Robin Carter, FitzRandolph’s daughter, said her mom hasn’t seemed so happy in a long time. FitzRandolph was in and out of the hospital her whole life with serious illnesses or heart issues, but she never let her own ill health get in the way of raising her children or grandchildren, Carter said.

“She would deal with depression, but now, even when she’s sick, you can hear the happiness in her voice,” she said. “It’s because Danny’s by her side.”

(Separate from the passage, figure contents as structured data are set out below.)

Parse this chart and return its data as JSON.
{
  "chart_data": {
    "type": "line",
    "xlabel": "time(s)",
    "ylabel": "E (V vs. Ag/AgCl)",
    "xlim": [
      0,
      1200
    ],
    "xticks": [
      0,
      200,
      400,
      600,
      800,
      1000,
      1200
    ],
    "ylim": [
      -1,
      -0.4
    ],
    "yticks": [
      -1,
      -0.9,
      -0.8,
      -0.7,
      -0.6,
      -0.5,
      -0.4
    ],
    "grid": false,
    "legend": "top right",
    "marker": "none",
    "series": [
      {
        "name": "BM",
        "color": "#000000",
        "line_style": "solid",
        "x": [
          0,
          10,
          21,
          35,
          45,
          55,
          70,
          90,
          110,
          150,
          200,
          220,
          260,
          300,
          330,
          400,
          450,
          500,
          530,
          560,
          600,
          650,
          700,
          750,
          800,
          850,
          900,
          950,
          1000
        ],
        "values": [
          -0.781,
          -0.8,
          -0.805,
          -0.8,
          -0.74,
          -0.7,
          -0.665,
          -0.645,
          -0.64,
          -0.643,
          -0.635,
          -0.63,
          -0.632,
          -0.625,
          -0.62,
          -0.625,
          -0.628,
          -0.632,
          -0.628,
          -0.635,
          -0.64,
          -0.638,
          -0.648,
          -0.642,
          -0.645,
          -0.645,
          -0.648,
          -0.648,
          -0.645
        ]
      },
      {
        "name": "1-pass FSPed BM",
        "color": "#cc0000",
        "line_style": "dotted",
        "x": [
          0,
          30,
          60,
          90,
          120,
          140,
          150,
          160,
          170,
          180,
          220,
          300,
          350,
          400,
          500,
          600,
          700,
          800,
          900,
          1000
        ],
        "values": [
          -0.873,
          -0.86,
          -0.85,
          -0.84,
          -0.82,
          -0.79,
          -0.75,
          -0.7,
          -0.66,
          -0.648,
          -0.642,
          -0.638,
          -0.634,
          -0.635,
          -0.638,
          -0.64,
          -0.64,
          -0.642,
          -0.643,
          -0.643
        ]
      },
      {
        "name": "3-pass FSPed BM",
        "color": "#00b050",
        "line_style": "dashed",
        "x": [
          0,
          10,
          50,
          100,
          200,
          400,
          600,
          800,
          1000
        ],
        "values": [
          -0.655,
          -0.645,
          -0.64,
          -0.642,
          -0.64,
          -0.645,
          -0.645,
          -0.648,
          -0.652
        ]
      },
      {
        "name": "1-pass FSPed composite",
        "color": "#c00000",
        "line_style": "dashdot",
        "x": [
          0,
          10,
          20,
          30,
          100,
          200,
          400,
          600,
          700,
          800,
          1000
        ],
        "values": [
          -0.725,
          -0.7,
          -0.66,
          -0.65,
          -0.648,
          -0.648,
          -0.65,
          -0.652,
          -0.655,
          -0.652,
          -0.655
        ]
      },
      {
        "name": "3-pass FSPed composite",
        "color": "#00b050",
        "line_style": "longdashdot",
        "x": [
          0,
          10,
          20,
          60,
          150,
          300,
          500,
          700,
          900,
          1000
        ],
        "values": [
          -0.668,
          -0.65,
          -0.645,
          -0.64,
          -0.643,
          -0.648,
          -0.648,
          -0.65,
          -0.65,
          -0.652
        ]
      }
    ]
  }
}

The couple know what it’s like to go through major transplants where other sacrificial individuals — the organ donors — are needed to exchange life for life, said Pszczolkowski.

“If it weren’t for them, we wouldn’t be here,” he said, adding that he and FitzRandolph now promote the benefits of organ donation whenever they can.

Powley and about 70 of the couple’s family members and friends were present for Saturday’s ceremony in the hospital’s Interfaith Chapel — several floors away from where the couple first met. FitzRandolph wore a veil,Pszczolkowski a musical necktie.

“You’ve got a new heart and you don’t want to waste it,” Pszczolkowski said. “Every day is a blessing.”